Moctesuma Esparza leaves the board amid more state scrutiny of public employee retirement systems. He is the seventh Mayor Villaraigosa appointee to quit a pension post in the past 6 months.

October 28, 2009|David Zahniser

Another pension appointee of Los Angeles Mayor Antonio Villaraigosa resigned Tuesday, the seventh to depart in the last six months amid increased scrutiny of the state's public employee retirement systems.

Board member Moctesuma Esparza said in a letter that he was stepping down from the City Employees' Retirement System because of a new law barring pension board members from selling investment products to other public retirement systems.

Assembly Bill 1584, signed earlier this month, is intended "to draw a bright line" between those serving on a board as a public service and those who have private business to promote, said Karon Green, chief consultant to the state Assembly committee that reviewed the bill.

Esparza, 60, said he believes the new law does not preclude his service but stepped down anyway "out of an abundance of caution."

Over the last three years, Esparza has served on the pension board as a volunteer city commissioner while earning $25,000 annually as a consultant to Palladium Equity Partners, according to his financial disclosure forms.
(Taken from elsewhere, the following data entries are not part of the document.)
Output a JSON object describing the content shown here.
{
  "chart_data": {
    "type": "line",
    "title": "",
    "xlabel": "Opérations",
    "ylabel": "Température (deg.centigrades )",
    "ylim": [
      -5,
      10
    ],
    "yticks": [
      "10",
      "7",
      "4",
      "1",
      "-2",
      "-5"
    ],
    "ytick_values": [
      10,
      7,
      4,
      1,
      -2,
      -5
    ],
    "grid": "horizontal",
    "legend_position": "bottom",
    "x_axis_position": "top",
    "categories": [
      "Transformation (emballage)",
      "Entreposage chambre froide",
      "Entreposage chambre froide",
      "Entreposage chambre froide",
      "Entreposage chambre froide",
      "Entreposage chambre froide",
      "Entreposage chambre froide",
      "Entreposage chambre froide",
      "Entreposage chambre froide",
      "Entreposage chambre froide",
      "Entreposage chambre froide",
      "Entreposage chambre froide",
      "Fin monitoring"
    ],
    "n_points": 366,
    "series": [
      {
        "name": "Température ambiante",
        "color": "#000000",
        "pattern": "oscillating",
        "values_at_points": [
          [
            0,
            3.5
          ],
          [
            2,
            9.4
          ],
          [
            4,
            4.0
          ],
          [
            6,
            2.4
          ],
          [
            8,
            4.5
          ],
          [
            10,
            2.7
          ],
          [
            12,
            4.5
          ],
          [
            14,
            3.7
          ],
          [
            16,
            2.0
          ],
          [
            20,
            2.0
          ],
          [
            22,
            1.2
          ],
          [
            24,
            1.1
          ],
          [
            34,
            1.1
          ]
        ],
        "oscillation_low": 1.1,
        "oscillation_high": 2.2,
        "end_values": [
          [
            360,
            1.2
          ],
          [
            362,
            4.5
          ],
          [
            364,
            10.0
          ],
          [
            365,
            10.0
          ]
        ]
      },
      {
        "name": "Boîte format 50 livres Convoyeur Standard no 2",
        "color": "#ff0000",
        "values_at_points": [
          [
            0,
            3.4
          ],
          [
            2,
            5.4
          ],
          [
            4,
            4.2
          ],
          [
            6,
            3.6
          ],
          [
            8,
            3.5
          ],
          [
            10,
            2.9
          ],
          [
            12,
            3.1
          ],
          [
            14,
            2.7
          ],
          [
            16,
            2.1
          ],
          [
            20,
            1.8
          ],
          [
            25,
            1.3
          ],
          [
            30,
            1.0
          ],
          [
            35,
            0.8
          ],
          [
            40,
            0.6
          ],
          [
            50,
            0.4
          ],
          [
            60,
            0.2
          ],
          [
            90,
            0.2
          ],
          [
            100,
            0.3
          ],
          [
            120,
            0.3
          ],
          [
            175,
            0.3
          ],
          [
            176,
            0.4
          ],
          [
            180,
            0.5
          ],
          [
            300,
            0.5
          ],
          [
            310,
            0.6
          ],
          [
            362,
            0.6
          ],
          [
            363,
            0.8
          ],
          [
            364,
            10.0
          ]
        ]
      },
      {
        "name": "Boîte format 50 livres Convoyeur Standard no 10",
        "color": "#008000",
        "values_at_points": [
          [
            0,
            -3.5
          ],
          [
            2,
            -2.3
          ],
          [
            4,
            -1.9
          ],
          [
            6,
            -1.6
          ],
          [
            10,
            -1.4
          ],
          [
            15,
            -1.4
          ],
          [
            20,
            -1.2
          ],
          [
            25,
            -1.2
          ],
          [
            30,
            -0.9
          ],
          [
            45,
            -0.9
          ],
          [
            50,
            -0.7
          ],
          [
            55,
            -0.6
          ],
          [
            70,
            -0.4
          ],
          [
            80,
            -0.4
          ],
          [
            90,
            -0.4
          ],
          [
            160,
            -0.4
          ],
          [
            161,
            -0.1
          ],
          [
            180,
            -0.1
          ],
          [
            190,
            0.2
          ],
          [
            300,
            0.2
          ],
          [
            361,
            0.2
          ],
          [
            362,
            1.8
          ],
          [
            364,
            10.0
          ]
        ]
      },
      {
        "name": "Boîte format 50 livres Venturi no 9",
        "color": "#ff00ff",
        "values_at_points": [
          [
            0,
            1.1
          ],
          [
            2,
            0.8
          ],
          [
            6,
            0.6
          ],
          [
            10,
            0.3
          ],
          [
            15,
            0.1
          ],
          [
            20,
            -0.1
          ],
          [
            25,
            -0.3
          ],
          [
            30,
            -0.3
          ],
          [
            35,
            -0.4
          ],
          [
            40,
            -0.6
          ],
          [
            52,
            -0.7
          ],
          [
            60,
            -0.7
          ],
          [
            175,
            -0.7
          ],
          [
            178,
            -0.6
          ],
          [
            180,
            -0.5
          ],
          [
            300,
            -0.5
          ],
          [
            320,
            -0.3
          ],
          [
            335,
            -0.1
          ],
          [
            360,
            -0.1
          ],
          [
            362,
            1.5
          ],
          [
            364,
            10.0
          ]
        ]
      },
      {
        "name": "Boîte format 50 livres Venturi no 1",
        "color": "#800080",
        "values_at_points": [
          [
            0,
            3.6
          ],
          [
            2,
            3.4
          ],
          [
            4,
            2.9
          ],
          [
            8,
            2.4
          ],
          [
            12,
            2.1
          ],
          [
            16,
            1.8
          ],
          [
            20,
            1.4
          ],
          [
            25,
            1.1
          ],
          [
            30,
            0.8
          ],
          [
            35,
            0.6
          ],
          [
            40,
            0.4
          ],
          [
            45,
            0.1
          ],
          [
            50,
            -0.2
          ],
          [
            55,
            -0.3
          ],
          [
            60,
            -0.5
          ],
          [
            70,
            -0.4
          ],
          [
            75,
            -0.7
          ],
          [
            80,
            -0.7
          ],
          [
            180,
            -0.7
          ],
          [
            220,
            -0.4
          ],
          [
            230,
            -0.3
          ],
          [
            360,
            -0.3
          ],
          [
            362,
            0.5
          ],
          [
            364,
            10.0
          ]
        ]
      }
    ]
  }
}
The City Employees' Retirement System board voted to invest up to $10 million in Palladium in 2005, seven months before Esparza was picked by Villaraigosa to serve on the board.

Earlier this year, Palladium had delivered a loss of 12.1% to the City Employees' Retirement System, according to city officials. Overall, the fund lost nearly 20% of its value last year.

Esparza, a film producer, also earns $55,000 annually as a consultant to WalMart.

He is the latest mayoral appointee to step down from two city pension systems.

Two left in May after receiving inquiry letters from the Securities and Exchange Commission.

A third resigned after violating a city campaign finance law. A fourth stepped down because of the new state pension law. Two others cited time constraints.